RIO DE JANEIRO, Sept 13, 2019 (BSS/AFP) – Fires recorded in the Brazilian
Pantanal, a biodiversity sanctuary in the southern Amazon rainforest, have
quadrupled in 2019 compared to the same period last year, the country’s space
research agency said Thursday.

The number of fires recorded by satellite since January in the Pantanal hit
4,515, an increase of 334 percent from the same period in 2018 where only
1,039 fires were recorded, the National Institute for Space Research (INPE)
said.

The Pantanal, which is the world’s largest tropical wetland and located
primarily in Brazil along with parts of neighboring Paraguay and Bolivia, is
80 percent flooded during the wet season from October to May.

That leaves the vegetation, which is particularly rich and diverse,
vulnerable to fires during the summer dry season.

On Thursday, the fire-affected Brazilian state of Mato Grosso do Sul
declared a state of emergency, which would allow the government to quickly
release funds to fight the blazes.

The local government estimated more than one million hectares of its land
had burned, most of them in the Pantanal.

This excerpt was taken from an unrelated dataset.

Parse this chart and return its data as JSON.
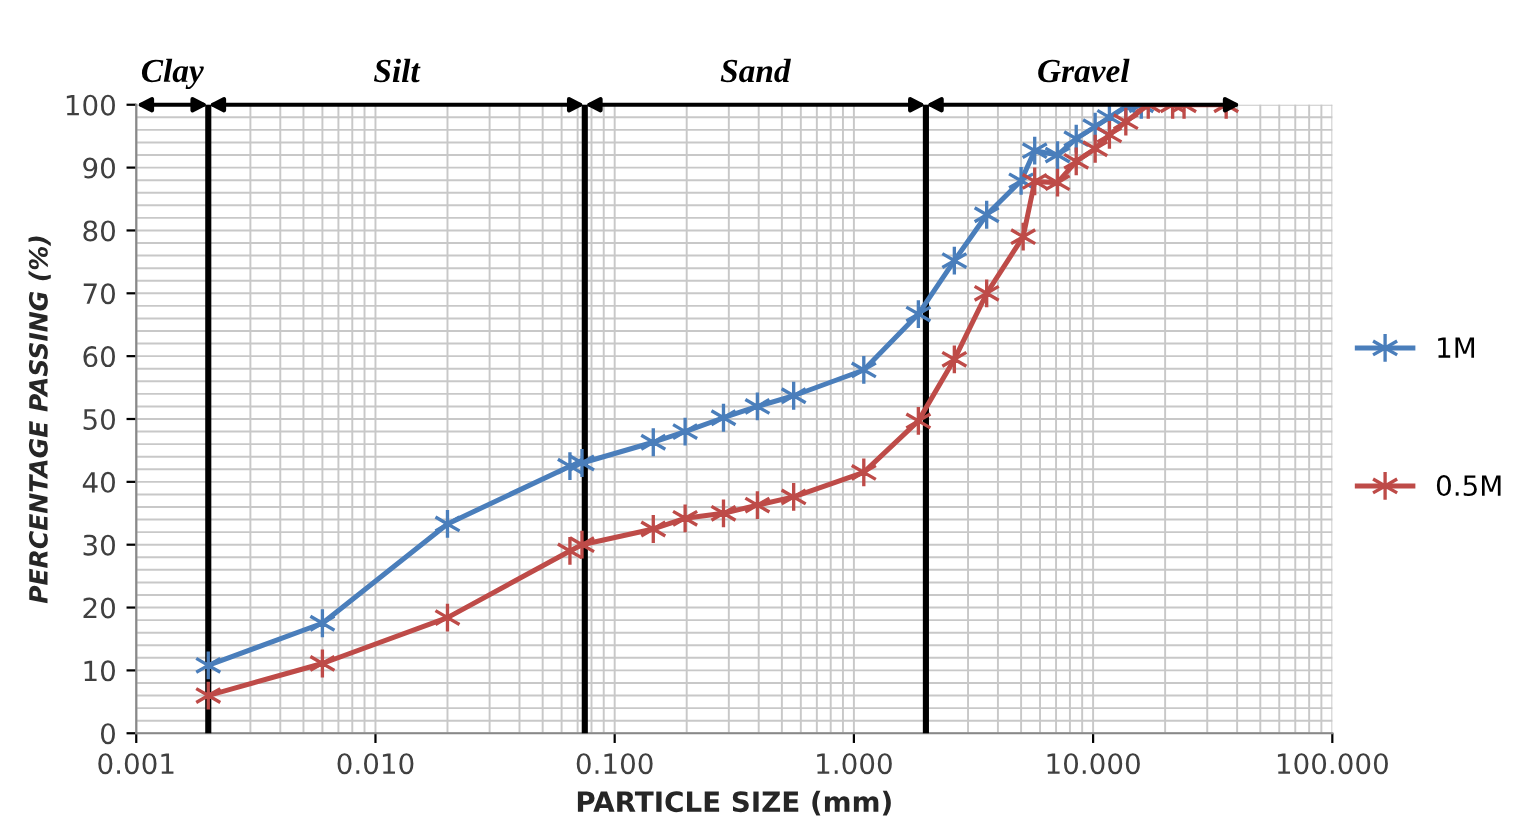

Neighboring state Mato Grosso declared a similar state of emergency on
Tuesday.

Experts say manmade deforestation is the main cause of the fires, though a
decrease in precipitation and a recent heat wave together with strong winds
are also factors.

The INPE has recorded 55,131 forest fires in the Amazon since the start of
the year, a 43 percent increase compared to the same period in 2018. Most of
these have been blamed on deforestation.